拖尾油是混油的尾段。在成品油顺序输送过程中不可避免地会产生拖尾油，而拖尾油会污染后行油品。在盲管段主要是由于死油区的前行油品混入主管而形成拖尾油。传统的混油量计算式没有考虑拖尾油的影响，采用雷诺时均法对紊流进行模拟计算，利用CFD对不同的流速及盲管长度的情况进行模拟得到混油相关实验数据，模拟结果表明，盲管中油品替换速度与流速呈指数关系，为使混油量较小，流速最好控制在1.6 m/s内。盲管长度与油品替换时间呈指数关系，为减少混油量，盲管长度应小于5倍主管管径。利用MATLAB对盲管段油品替换时间、盲管长度和流速进行多元非线性拟合，得到盲管段所产生的拖尾油长度，结合混油长度计算的Austin-Palfery式得到混油长度的计算修正公式。对比现场实际数据表明，修正公式计算得到的混油量更加接近实际值。

Study on Formation Mechanism of Trailing Oil in Product Oil Pipeline

Trailing oil is the tail section of contamination in oil pipelines. It is generated in batch transportation, and it has an effect on the quality of oil. In the dead-leg section, the main reasons for the formation of trailing oil contamination is the outflow of the preceding batch that remains in the dead-legs. The traditional calculation formula of oil mixing does not consider the influence of trailing oil. The Reynolds time-averaged method is used to simulate turbulence. To obtain contamination-related experimental data, Computational Fluid Dynamics (CFD) software is used to simulate different flow rates and bypass lengths.
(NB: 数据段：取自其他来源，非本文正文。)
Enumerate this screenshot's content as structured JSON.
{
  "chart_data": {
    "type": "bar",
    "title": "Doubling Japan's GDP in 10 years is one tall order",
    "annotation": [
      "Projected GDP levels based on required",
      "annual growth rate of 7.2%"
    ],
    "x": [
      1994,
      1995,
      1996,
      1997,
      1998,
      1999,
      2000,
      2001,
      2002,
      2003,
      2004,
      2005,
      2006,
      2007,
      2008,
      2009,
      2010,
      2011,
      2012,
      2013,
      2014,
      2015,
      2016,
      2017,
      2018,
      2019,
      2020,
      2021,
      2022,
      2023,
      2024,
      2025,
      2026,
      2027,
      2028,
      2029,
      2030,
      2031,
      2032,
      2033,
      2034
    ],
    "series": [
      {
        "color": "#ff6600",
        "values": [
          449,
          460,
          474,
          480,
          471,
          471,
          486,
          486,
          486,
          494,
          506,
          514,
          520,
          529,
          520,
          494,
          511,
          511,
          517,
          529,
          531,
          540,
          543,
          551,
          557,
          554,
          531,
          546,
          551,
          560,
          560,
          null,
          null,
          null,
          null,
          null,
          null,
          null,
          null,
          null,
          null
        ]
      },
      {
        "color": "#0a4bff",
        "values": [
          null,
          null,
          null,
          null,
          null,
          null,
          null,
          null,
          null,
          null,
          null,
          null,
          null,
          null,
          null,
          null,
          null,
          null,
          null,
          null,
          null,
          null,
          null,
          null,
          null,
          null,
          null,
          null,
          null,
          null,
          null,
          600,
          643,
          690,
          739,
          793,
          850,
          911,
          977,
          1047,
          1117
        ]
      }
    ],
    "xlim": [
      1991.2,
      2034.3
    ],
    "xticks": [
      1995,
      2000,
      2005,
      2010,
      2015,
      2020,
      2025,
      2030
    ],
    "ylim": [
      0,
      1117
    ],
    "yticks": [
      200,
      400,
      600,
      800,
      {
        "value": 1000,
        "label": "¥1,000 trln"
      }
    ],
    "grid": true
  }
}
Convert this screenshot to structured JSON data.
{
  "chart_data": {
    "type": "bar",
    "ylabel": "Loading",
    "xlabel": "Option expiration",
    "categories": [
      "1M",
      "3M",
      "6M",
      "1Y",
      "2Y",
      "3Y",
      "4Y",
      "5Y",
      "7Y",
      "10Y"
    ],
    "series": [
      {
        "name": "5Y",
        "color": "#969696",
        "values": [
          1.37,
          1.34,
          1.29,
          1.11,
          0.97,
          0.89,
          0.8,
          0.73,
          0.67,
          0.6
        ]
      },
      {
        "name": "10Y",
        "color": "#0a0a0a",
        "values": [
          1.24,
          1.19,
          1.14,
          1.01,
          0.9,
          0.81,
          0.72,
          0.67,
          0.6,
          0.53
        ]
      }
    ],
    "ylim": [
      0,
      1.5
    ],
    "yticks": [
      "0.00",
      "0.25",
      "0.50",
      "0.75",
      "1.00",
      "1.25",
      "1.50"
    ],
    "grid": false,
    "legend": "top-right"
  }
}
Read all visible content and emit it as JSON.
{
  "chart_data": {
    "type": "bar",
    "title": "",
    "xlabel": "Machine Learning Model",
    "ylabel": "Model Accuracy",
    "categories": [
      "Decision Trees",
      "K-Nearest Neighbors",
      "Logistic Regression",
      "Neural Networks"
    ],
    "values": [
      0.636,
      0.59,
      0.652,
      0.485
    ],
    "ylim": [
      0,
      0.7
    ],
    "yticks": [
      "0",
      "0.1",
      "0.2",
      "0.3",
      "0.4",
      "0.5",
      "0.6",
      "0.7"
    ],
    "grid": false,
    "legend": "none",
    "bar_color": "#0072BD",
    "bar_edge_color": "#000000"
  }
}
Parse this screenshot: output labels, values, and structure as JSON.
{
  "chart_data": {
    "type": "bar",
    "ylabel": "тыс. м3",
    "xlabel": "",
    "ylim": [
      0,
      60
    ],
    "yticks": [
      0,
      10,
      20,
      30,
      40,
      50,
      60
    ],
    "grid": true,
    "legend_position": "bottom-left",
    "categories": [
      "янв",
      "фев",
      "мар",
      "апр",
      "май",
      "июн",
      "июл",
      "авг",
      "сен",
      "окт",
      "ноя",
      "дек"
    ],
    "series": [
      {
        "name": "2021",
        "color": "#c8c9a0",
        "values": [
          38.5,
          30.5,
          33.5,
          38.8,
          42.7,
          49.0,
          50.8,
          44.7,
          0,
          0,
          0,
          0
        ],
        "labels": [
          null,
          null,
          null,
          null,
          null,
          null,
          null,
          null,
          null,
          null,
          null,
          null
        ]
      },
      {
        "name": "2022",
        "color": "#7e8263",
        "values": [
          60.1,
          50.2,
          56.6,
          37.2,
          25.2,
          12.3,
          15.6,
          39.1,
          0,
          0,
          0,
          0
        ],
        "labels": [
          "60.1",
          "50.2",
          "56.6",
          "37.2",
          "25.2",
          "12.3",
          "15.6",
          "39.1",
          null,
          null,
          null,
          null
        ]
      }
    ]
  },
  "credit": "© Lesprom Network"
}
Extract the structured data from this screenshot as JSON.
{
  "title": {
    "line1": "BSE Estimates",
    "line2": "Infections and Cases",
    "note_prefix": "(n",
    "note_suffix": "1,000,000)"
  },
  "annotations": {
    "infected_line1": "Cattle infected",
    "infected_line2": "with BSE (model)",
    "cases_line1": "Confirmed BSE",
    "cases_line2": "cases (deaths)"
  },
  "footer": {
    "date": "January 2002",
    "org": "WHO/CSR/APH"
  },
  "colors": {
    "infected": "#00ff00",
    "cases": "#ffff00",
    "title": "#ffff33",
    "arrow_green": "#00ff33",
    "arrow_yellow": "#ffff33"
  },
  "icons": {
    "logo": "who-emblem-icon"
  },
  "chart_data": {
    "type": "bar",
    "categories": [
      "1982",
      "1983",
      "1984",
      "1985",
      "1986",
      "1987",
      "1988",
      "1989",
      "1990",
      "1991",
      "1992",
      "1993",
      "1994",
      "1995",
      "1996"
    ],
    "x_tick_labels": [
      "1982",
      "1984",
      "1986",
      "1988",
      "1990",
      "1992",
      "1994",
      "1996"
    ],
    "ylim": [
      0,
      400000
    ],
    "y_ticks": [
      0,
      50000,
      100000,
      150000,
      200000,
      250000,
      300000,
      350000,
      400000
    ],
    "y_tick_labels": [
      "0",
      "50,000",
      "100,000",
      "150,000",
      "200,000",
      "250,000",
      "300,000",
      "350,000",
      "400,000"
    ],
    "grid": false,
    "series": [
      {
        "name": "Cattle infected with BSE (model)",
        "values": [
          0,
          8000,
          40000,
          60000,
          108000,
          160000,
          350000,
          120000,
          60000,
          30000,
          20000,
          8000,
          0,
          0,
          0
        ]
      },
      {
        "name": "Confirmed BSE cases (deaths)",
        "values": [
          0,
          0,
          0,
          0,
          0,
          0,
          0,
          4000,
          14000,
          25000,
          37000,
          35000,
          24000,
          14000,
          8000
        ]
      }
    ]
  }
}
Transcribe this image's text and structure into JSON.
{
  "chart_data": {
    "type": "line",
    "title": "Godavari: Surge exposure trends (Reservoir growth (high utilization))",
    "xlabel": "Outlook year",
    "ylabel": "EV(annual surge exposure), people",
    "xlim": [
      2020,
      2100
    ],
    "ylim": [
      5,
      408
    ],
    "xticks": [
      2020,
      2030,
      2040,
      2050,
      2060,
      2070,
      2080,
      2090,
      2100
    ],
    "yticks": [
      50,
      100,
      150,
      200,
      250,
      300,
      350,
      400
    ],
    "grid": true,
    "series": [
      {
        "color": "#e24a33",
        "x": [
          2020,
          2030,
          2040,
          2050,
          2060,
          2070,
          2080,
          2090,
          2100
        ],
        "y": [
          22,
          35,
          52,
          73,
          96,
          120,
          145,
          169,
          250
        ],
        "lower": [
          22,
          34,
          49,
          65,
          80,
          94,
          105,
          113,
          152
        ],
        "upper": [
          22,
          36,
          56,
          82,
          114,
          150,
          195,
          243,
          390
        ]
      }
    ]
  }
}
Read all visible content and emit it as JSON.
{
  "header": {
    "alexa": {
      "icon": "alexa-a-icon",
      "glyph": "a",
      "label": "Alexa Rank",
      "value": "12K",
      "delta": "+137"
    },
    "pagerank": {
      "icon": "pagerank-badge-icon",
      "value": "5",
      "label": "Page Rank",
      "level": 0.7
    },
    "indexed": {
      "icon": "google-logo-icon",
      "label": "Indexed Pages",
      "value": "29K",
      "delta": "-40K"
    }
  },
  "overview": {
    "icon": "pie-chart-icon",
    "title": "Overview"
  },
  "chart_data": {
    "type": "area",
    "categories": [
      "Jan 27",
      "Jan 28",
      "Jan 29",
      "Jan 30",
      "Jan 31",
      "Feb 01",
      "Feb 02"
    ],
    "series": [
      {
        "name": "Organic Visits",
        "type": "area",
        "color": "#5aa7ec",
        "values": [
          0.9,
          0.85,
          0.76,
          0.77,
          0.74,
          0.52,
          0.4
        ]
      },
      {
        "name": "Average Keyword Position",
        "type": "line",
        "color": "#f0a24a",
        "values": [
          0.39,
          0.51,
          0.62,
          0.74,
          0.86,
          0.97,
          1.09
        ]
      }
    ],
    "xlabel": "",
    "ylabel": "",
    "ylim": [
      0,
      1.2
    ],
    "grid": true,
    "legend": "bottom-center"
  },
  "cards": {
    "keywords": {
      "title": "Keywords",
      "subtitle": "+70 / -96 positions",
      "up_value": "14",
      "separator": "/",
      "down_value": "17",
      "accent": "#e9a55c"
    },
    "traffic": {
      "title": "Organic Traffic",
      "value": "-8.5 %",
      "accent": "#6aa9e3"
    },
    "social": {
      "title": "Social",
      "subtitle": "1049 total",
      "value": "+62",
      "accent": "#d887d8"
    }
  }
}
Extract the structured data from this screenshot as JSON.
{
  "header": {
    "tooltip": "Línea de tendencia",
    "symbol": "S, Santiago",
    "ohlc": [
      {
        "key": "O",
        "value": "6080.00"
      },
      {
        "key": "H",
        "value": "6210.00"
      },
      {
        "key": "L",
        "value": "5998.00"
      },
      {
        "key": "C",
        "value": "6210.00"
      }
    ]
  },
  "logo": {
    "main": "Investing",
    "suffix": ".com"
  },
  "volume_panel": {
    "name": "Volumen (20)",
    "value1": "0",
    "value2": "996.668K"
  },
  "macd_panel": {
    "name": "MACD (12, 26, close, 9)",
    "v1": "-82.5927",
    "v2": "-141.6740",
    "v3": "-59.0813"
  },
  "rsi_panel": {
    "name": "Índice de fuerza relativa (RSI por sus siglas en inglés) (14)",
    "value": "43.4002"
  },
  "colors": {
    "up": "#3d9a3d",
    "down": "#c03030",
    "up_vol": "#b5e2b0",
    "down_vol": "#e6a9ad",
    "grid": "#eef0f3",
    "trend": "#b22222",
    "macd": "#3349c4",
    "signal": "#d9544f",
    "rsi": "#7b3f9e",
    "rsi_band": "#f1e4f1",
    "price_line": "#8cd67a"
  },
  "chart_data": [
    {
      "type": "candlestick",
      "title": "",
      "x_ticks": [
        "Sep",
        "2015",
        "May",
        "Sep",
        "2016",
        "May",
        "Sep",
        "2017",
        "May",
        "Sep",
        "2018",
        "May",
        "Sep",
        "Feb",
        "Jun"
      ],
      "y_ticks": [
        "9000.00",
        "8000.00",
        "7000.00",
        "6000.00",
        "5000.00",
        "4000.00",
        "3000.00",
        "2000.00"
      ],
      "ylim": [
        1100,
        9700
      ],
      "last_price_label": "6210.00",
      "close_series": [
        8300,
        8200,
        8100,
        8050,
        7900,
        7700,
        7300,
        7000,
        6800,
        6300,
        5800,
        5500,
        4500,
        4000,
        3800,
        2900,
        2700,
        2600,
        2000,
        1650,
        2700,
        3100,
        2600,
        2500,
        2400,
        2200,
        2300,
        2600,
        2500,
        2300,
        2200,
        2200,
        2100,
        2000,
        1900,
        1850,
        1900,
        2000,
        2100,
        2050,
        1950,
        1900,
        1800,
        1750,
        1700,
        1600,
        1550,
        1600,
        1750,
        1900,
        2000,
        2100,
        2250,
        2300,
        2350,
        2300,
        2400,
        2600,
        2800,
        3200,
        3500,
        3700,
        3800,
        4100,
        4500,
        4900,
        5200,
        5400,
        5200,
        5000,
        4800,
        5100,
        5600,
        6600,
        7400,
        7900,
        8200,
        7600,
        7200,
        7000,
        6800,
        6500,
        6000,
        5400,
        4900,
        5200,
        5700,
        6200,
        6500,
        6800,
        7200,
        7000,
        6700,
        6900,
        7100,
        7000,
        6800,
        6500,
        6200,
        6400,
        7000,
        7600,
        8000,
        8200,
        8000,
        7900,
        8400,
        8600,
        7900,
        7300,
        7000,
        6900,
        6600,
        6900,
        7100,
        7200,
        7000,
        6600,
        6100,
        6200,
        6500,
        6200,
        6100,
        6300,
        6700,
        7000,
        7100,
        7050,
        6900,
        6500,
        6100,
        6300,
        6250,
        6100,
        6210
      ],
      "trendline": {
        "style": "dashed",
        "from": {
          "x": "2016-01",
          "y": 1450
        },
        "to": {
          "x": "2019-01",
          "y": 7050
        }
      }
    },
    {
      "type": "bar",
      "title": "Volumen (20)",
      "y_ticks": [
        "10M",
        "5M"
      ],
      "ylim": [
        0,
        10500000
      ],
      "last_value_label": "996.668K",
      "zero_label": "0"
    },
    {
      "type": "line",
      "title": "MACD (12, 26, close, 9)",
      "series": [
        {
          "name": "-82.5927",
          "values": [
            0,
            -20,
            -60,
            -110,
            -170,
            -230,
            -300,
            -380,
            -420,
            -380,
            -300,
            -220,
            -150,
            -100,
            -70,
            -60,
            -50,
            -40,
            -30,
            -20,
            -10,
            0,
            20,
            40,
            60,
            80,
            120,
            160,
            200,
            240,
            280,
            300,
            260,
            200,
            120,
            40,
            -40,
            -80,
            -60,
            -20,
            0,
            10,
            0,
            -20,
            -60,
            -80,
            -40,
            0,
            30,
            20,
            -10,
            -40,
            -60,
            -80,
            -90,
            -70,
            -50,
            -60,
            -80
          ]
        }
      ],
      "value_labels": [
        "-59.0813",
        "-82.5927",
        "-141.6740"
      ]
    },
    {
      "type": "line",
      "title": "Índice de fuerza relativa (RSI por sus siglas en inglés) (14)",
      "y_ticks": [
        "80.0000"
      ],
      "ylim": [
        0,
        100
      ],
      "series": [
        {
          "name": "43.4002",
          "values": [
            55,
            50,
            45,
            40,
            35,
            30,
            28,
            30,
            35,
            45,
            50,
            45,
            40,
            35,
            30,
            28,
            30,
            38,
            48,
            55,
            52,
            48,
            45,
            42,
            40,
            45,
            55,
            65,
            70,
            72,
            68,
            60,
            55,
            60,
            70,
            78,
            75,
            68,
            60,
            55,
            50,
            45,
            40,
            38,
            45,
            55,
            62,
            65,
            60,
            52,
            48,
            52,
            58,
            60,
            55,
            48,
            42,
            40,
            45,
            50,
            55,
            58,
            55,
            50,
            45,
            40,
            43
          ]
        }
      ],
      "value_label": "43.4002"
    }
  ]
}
The oil replacement rate in a dead-leg is exponentially related to the flow speed and the length of the dead-leg is exponentially related to the replacement time of the oil. To reduce the amount of contamination, the main flow speed should be kept at about 1.6 m/s, and the length of the dead-leg should be less than five times the diameter of the main pipe. The MATLAB software was used to perform multi-nonlinear regression for the oil substitution time, the length of the dead-leg, and the flow speed to calculate the contamination length. A modified equation for calculating the length of the contamination was obtained by combining the Austin-Palfery equation with new factors. Using engineering data, the contamination predicted by the corrected equation is closer to the actual contamination than that predicted by other equations.